ZP120 is a nociceptin/orphanin FQ (N/OFQ) peptide receptor (NOP) ligand. In previous studies, the effects of ZP120 were found to be sensitive to J-113397 in mouse tissues while resistant to UFP-101 in rat tissues. The aim of this study was to further investigate the ZP120 pharmacological profile using mouse and rat preparations, J-113397 and UFP-101, as well as NOP receptor knockout (NOP −/−) mice. Electrically stimulated mouse and rat vas deferens were used to characterize the pharmacology of ZP120 in vitro. For in vivo studies the tail-withdrawal assay was performed in wild type (NOP +/+) and NOP knockout (NOP −/−) mice.
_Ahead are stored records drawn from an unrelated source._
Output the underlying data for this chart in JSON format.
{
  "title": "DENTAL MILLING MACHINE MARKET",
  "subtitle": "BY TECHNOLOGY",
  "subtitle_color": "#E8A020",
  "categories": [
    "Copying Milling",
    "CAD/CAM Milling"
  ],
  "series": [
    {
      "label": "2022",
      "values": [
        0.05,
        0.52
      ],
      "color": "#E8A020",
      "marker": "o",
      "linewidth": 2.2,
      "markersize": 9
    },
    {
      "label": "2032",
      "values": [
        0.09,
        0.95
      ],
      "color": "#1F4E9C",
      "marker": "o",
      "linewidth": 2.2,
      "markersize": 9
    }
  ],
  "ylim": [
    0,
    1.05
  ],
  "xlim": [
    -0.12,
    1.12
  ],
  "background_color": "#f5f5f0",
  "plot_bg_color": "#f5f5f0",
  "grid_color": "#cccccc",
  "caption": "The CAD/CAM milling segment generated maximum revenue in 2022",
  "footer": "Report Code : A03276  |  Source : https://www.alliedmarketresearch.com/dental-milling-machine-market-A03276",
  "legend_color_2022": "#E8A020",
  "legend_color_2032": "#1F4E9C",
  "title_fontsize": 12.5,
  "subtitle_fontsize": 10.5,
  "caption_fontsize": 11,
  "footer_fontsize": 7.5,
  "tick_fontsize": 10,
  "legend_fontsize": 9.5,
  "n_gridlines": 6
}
In the mouse and rat vas deferens ZP120 mimicked the effects of N/OFQ showing higher potency but lower maximal effects. In both preparations, J-113397 antagonized N/OFQ and ZP120 effects showing similar p K B values (≈7.8). UFP-101 antagonized the actions of N/OFQ (p K B values ≈7.3) but did not modify the effects of ZP120. The inhibitory effects of N/OFQ and ZP120 were no longer evident in vas deferens tissues taken from NOP −/− mice. In NOP +/+ mice subjected to the tail-withdrawal assay, ZP120 (1 nmol) mimicked the pronociceptive action of N/OFQ (10 nmol), producing longer lasting effects. The effects of both peptides were absent in NOP −/− animals. The NOP receptor ligand ZP120 is a high potency NOP selective partial agonist able to evoke long-lasting effects; its diverse antagonist sensitivity in comparison with N/OFQ may derive from different modality of binding to the NOP receptor.